As mentioned, the book is hard to pin down (but easy to put down). Sometimes it seems like a travelogue or atlas/guidebook. At other times it moves into topics resembling New Age Science such as his discussion of juvenilization in evolution or his belief in some sort of force driving plate tectonics to provide for the evolution of humans and their culture. He tries to connect rift valleys with consciousness and spiritual development, and I just don't get it. Overall, I was left unfulfilled, unmotivated to action, and unchanged by Eco-Geography. Oh, and I almost forgot, the Introduction by Norman Skillen, the translator, is horrible. I had to skip the second half of it in order to start the book.

from the publisher:
What do we really see when we look at a landscape? Andreas Suchantke, biologist, science teacher, attentive traveler, recounts in detailed and telling observations some of the most fascinating landscapes on Earth: the savannahs of East Africa, the rainforests of South America and Africa, the unique islands of New Zealand, the Great Rift Valley of Africa, and the Middle East. He brings us to landscapes that have been severely damaged by human activity and others, such as the island of Sri Lanka, where nature and human culture have been brought into paradisial harmony. His beautiful descriptions and illustrations alone are worth the trip, but these essays are even more than great nature and ecology writing. Suchantke's real interest is a new way of seeing the physical landscape. This approach is based on precise observation, which is not then just analyzed "objectively," but recreated in an active act of imagination. Nature is then experienced as a form of meaning, a language. And, as Suchantke abundantly shows us, the quality of our relationship to nature is determined by how well we understand this language. The practical use of the imagination is thus an ecological activity.

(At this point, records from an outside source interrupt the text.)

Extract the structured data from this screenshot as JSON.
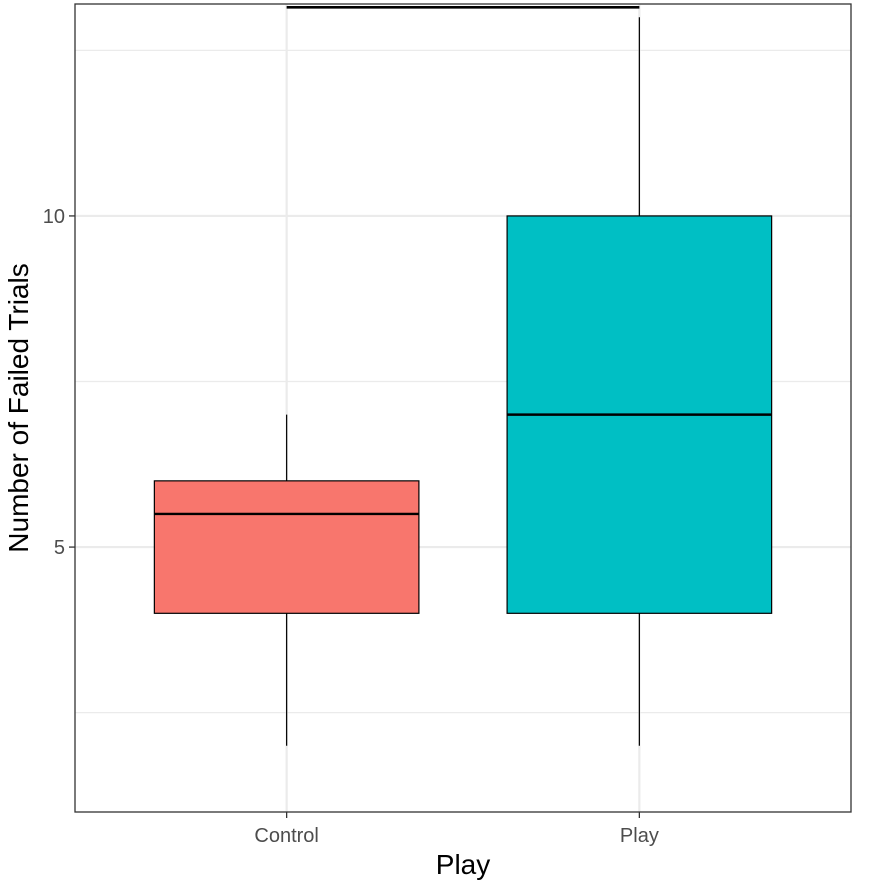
{
  "chart_data": {
    "type": "box",
    "title": "",
    "xlabel": "Play",
    "ylabel": "Number of Failed Trials",
    "categories": [
      "Control",
      "Play"
    ],
    "ylim": [
      1,
      13.2
    ],
    "y_ticks": [
      5,
      10
    ],
    "y_tick_labels": [
      "5",
      "10"
    ],
    "y_minor_gridlines": [
      2.5,
      7.5,
      12.5
    ],
    "grid": true,
    "legend": "none",
    "boxes": [
      {
        "category": "Control",
        "whisker_low": 2,
        "q1": 4,
        "median": 5.5,
        "q3": 6,
        "whisker_high": 7,
        "color": "#F8766D"
      },
      {
        "category": "Play",
        "whisker_low": 2,
        "q1": 4,
        "median": 7,
        "q3": 10,
        "whisker_high": 13,
        "color": "#00BFC4"
      }
    ],
    "significance": {
      "from": "Control",
      "to": "Play",
      "y": 13.15,
      "label": "*"
    }
  }
}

Eco-Geography is a ray of hope, the sought-after counterbalance to the mechanistic materialism of modern science and the current philosophy of despair that sees human beings as anomalous, unnatural destroyers of nature. It shows the potential we have to develop sensibilities that meet the needs of the planet and to form a true nurturing partnership between nature and human culture.

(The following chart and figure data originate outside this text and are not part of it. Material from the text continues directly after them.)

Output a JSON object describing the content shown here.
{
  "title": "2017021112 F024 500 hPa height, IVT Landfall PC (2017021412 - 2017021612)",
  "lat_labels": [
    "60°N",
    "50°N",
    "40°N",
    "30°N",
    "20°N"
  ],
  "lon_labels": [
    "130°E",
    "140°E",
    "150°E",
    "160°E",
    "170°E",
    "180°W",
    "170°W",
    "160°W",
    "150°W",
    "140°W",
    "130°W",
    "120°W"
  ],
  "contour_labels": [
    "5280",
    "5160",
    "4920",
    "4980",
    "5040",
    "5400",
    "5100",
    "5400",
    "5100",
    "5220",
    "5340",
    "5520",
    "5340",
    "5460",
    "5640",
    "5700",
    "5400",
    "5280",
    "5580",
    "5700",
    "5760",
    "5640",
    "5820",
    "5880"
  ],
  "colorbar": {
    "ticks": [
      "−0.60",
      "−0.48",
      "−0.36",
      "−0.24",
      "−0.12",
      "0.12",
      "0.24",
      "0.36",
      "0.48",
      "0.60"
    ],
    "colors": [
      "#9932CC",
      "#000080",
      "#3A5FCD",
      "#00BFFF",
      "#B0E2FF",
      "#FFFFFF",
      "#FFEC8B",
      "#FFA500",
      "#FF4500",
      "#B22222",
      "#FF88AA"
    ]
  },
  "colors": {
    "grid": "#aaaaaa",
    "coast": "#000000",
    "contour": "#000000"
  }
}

Andreas Suchantke was born in Basel, Switzerland, in 1933. He was trained in zoology and botany at the universities of Munich and Basel and taught natural sciences for nineteen years in the Waldorf school in Zurich. He has worked extensively in Waldorf teacher training programs around the world. Andreas Suchantke describes himself as a "freelance ecologist," and works especially in Israel in cooperation with the Society for the Protection of Nature.